Titel: Das Geheimnis der versteinerten Traeume Kostenlos Bücher Online Lesen
Autoren: Ralf Isau
Vom Netzwerk:
seiner Unbedachtheit leicht ins Reich der ungeträumten Albträume hätte tappen können. Mit Grauen entsann er sich Orlas Schilderungen von Inférnia, die ihn wiederum an den Schlussteil von Marks Psychotraum erinnert hatten. Hier sah nichts beängstigend aus. Das Tor stand in einem engen, üppig grünen Tal, das zwischen schroffen Bergflanken lag. Als er sich umdrehte, erlebte er gleich die nächste Überraschung.
    Die Traumquelle entsprang mitten in der Luft. Gischt aus kondensierter, reiner Traumenergie benetzte sein Gesicht. Undeutlich meinte er im Sturzbach noch die Drusenkammer zu erkennen. Das Wasser prasselte auf nackten Fels und spritzte nach allen Seiten.
    Bedächtig lief er ein Stück rückwärts, um den Born illúsischer Erneuerung in seiner ganzen wunderbaren Pracht zu bestaunen. Ungefähr fünf Meter über seinem Kopf rauschte er scheinbar aus dem Nichts. Wie viele ungeträumte Träume mochte er da sehen? Der Wasserfall wurde von zwei riesigen Kristallsäulen eingerahmt. Es ist ja ein Traumtor, rief er sich Orlas Geschichte in den Sinn. Die Sonne malte einen Regenbogen in den sprühenden Dunst.
    Er stand auf einem gewölbten, glatten Felsen, der wie ein großes Schädeldach aus dem Boden ragte. Das Traumwasser rann darüber hinweg, sammelte sich ein Stück unterhalb in einem
Bett und sprudelte als munterer Bach talabwärts. Solange es in Bewegung blieb, würde es seine Kraft nicht verlieren.
    Leos Blick schweifte weiter weg von dem Tor, hinein in die paradiesische Landschaft. Sie kam ihm wie eine dieser chinesischen Tuschezeichnungen vor, die das Wilde und das Sanfte der Natur in vollkommener Harmonie auf kleinstem Raum vereinten. Ob es hier ähnlich gewesen war? Vielleicht hatte Refi Zul dieses Tal tatsächlich mit seiner gestohlenen Schaffenskraft »gemalt«. Wie hab ich nur das Traumtor aufbekommen?, fragte sich Leo. War eines der Sternzeichen aus seiner Fantasie so etwas wie ein Schlüssel? Hatte er damit zufällig den Weg nach Illúsion gefunden? Es gab zu allen Zeiten einige Nicht-Illúsier, die unser Land gesichtet oder sogar besucht hatten.
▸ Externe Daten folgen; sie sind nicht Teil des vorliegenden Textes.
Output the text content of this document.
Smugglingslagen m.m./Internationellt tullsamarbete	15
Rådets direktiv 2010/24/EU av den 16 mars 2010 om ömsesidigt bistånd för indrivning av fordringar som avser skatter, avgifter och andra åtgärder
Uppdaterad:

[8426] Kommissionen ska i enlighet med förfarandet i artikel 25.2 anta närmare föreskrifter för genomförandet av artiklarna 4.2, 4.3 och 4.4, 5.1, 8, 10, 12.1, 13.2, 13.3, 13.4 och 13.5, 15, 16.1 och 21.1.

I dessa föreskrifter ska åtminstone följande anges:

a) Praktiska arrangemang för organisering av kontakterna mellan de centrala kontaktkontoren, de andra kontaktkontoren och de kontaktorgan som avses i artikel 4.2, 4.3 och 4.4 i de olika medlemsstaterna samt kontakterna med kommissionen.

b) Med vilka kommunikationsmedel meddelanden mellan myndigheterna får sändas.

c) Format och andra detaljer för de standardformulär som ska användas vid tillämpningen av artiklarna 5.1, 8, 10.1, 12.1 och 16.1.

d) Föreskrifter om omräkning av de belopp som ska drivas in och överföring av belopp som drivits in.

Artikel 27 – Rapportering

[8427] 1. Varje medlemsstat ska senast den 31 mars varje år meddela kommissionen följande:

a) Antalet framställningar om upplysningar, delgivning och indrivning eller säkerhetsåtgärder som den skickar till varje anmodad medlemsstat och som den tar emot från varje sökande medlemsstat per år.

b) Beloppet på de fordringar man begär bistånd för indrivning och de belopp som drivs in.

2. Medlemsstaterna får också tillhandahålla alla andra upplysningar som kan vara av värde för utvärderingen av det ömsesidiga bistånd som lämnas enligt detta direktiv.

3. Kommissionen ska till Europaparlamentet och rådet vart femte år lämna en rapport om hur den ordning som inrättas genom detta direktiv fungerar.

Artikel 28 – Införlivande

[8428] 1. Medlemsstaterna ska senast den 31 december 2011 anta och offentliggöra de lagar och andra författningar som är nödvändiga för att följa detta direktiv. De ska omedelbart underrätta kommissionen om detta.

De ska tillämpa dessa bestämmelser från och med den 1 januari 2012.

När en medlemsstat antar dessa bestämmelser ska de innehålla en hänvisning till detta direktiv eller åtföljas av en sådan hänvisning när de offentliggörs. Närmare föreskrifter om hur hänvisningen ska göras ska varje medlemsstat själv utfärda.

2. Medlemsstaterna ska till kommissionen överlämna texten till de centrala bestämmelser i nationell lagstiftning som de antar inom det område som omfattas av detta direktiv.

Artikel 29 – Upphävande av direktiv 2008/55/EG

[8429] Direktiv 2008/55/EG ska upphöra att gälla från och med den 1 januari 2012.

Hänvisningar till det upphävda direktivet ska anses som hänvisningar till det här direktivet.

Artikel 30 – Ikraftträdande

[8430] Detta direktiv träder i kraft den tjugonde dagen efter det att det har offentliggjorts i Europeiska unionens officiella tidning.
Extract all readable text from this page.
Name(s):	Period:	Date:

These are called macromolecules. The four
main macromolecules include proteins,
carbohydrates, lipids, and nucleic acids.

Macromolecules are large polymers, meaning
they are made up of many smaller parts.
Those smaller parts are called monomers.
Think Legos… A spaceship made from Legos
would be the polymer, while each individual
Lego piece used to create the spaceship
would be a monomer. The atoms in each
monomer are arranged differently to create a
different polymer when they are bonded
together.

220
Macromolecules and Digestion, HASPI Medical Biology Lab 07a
Ob Orla dabei auch an unfreiwillige Entdecker wie ihn gedacht hatte …?
    Unvermittelt hörte er ein Rascheln. Sein Blick sprang nach rechts, wo übermannshohe Büsche mit glänzend fleischigen Blättern aus dem Boden wucherten. Er meinte im Astwerk eine Bewegung wahrzunehmen. Die Beobachtung setzte eine weitere Erinnerung frei. Das Mädchen aus Illúsion hatte von Refi Zuls Wächtern gesprochen, unangenehme Kreaturen, denen du nicht mal bei Tageslicht begegnen willst. Wenn sie Traumtore beobachteten, dann doch bestimmt auf beiden Seiten …
    Während der erschreckende Gedanke sich noch den Weg in Leos Bewusstsein bahnte, brach ein Wesen aus dem Buschwerk hervor, das ihm das Blut in den Adern gefrieren ließ. Es sah aus wie eine Mischung aus Hyäne und Wildschwein mit langen Hauern und einem spärlich behaarten Gesicht. Daraus fixierten ihn gelbgrüne Wolfsaugen, während es sich im Affengang – mal auf zwei, mal auf vier Beinen – rasch näherte. Die Chimäre war so gewaltig wie ein ausgewachsener Gorilla, hatte hinten Klauen und vorne wulstige Pranken. In einer hielt sie eine
doppelschneidige Streitaxt. Auf ihrem Kopf saß ein dunkler, kegelförmiger Eisenhelm und die Brust schützte ein Harnisch aus demselben Material. Der von einem schwarz gefleckten, graubraunen Pelz bedeckte Unterleib und die Hinterläufe waren unbekleidet.
    Der Anblick hatte Leo in eine Starre fallen lassen, die sich erst löste, als das albtraumhafte Wesen ungefähr vier Schritte vor ihm stehen blieb und lauernd die Axt hob. Beiläufig fiel ihm am dicht behaarten Hals der Kreatur eine kahl rasierte Stelle mit einer Tätowierung auf. Für eingehendere Motivstudien fehlte ihm aus naheliegenden Gründen die Zeit. Zur Bedrohung von rechts kam gerade eine weitere von links hinzu, die sich zunächst nur akustisch ankündigte: Er hörte ein Kratzen wie von Krallen, die über Fels scharrten. Als er erschrocken den Kopf herumdrehte, entdeckte er einen zweiten Hüter, ebenfalls ein Hyänenschwein.
    »Sieh dich vor, Galf, er könnte ein Verwandler sein«, warnte die Chimäre links das Monstrum rechts. Obwohl die Sprache Leo fremd war, verstand er sie einwandfrei. Das Traumtor musste ihn irgendwie verändert haben.
    »Wer bist du?«, fragte der zuerst bemerkte Wächter mit einer Stimme, die wie zerstoßenes Glas unter einem Mühlstein klang.